Although it is still unknown how proteins fold naturally, new evidence has helped advance understanding.
The problem with protein folding is that several weak non-covalent interactions are formed, such as hydrogen bonds and Van der Waals interactions.
Through various techniques, the protein folding mechanism is currently being studied. Even in the denatured state of the protein, it can be folded into the correct structure.
Globular proteins appear to have two mechanisms for protein folding, either the diffusion collision model or the nucleation condensation model. However, recent findings have shown that globular proteins, such as PDZ2 PTP-BL, fold with characteristic features. Of both models.
These new findings have shown that the transition states of proteins can affect the way they are withdrawn.
Globular protein folding has also recently been linked to the treatment of diseases. Anticancer ligands have been developed that bind to the folded protein but not the natural protein. These studies have shown that the folding of globular proteins affects their function.
According to the second law of thermodynamics, enthalpy and entropy changes contribute to the free energy difference between unfolded and folded states.
The free energy difference in a globular protein that results from folding into its native conformation is slight. It is marginally stable, thus providing a fast rotational speed and effective control of protein synthesis and degradation.
Unlike fibrous proteins that only have a structural function, globular proteins can act as:
- Enzymes catalyze organic reactions in the body under mild conditions and with excellent specificity. Different esterases fulfill this function.

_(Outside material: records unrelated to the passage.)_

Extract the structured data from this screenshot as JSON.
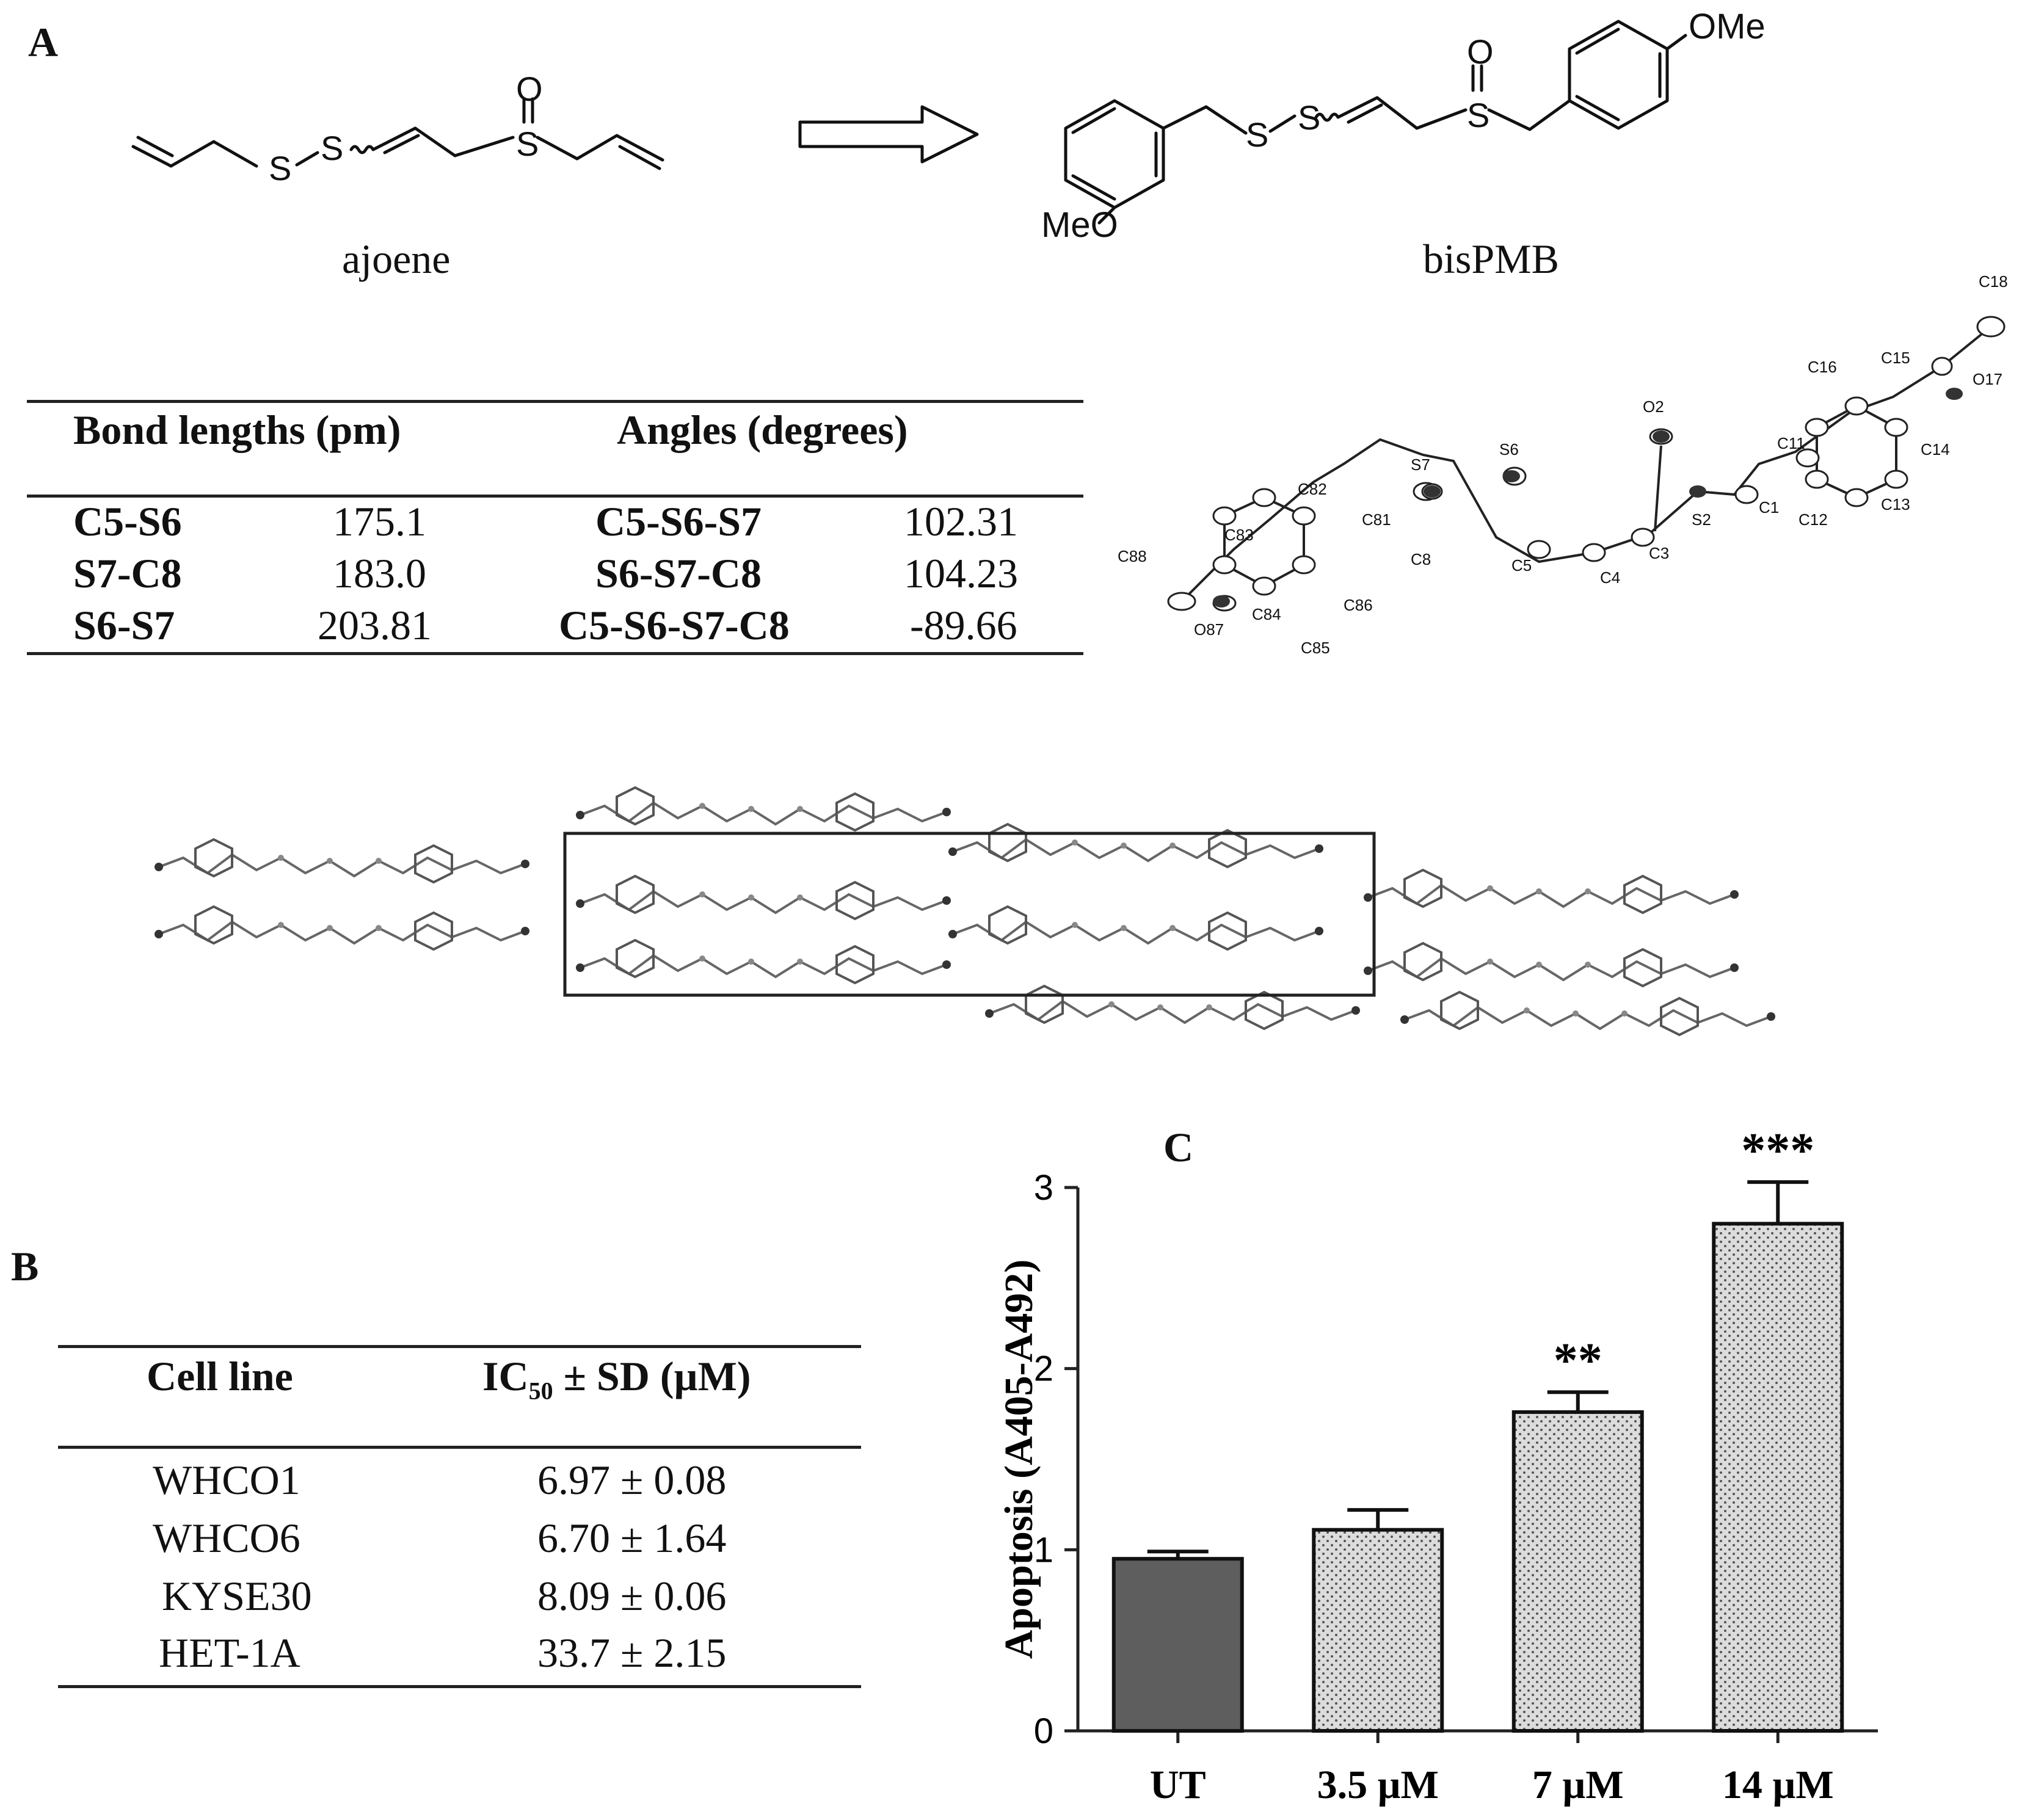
{
  "panel_a": {
    "label": "A",
    "ajoene_name": "ajoene",
    "bispmb_name": "bisPMB",
    "bispmb_groups": {
      "ome_top": "OMe",
      "meo_left": "MeO"
    },
    "bond_table": {
      "header_bond": "Bond lengths (pm)",
      "header_angle": "Angles (degrees)",
      "rows": [
        {
          "bond": "C5-S6",
          "length": "175.1",
          "angle": "C5-S6-S7",
          "degrees": "102.31"
        },
        {
          "bond": "S7-C8",
          "length": "183.0",
          "angle": "S6-S7-C8",
          "degrees": "104.23"
        },
        {
          "bond": "S6-S7",
          "length": "203.81",
          "angle": "C5-S6-S7-C8",
          "degrees": "-89.66"
        }
      ]
    },
    "crystal_atoms": [
      "C18",
      "C16",
      "C15",
      "O17",
      "O2",
      "C11",
      "C14",
      "S7",
      "S6",
      "C82",
      "C81",
      "C1",
      "C83",
      "S2",
      "C12",
      "C13",
      "C3",
      "C88",
      "C8",
      "C5",
      "C4",
      "C84",
      "C86",
      "O87",
      "C85"
    ]
  },
  "panel_b": {
    "label": "B",
    "header_cell": "Cell line",
    "header_ic": "IC",
    "header_ic_sub": "50",
    "header_ic_rest": " ± SD (µM)",
    "rows": [
      {
        "cell": "WHCO1",
        "ic50": "6.97 ± 0.08"
      },
      {
        "cell": "WHCO6",
        "ic50": "6.70 ± 1.64"
      },
      {
        "cell": "KYSE30",
        "ic50": "8.09 ± 0.06"
      },
      {
        "cell": "HET-1A",
        "ic50": "33.7 ± 2.15"
      }
    ]
  },
  "panel_c": {
    "label": "C"
  },
  "chart_data": {
    "type": "bar",
    "title": "",
    "xlabel": "",
    "ylabel": "Apoptosis (A405-A492)",
    "categories": [
      "UT",
      "3.5 µM",
      "7 µM",
      "14 µM"
    ],
    "values": [
      0.95,
      1.11,
      1.76,
      2.8
    ],
    "errors": [
      0.04,
      0.11,
      0.11,
      0.23
    ],
    "significance": [
      "",
      "",
      "**",
      "***"
    ],
    "ylim": [
      0,
      3
    ],
    "yticks": [
      "0",
      "1",
      "2",
      "3"
    ],
    "colors": {
      "untreated": "#5e5e5e",
      "treated": "#d9d9d9"
    }
  }
}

- Messengers by transmitting messages to regulate biological processes. Hormones perform this function, that is, insulin, etc. Transporters of other molecules across membranes.
- Stocks of amino acids. Globular proteins, rather than fibrous proteins, also perform regulatory functions.
- Structural proteins, for example, actin and tubulin, are globular and soluble as monomers but polymerize to form long, stiff fibers.
Globular proteins tend to have a single specific conformational structure. The general topological and conformational characteristics of a protein are mainly governed by:
- Structural cross-links composed of covalently linked disulfide bonds and prosthetic groups, and non-covalent cross-links such as hydrogen bonds, hydrophobic interactions, and various forces.
- Continuous refolding to native conformations. Sometimes the addition of organic solvent alters the conformational flexibility and structure of a protein due to the change in the dielectric constant, leading to an overall change in the stability of the protein molecule under consideration.
The addition of reducing agents and materials like guanidine results in a reduction of the disulfide bonds responsible for maintaining the three-dimensional structures of proteins.
The reduction in disulfide bonds increases intrinsic viscosity, suggesting that globular proteins are unfolding to loosen, expanding randomly spiral chains. This process is called denaturation.
The definition of denaturation is the non-proteolytic modification in a structure of a natural/native protein, which produces a change in the sea in its physical, chemical, and, ultimately, biological activity.
Protein denaturation is confirmed and evaluated by techniques such as intrinsic viscosity determination, optical rotation differential ultraviolet spectroscopy, and others.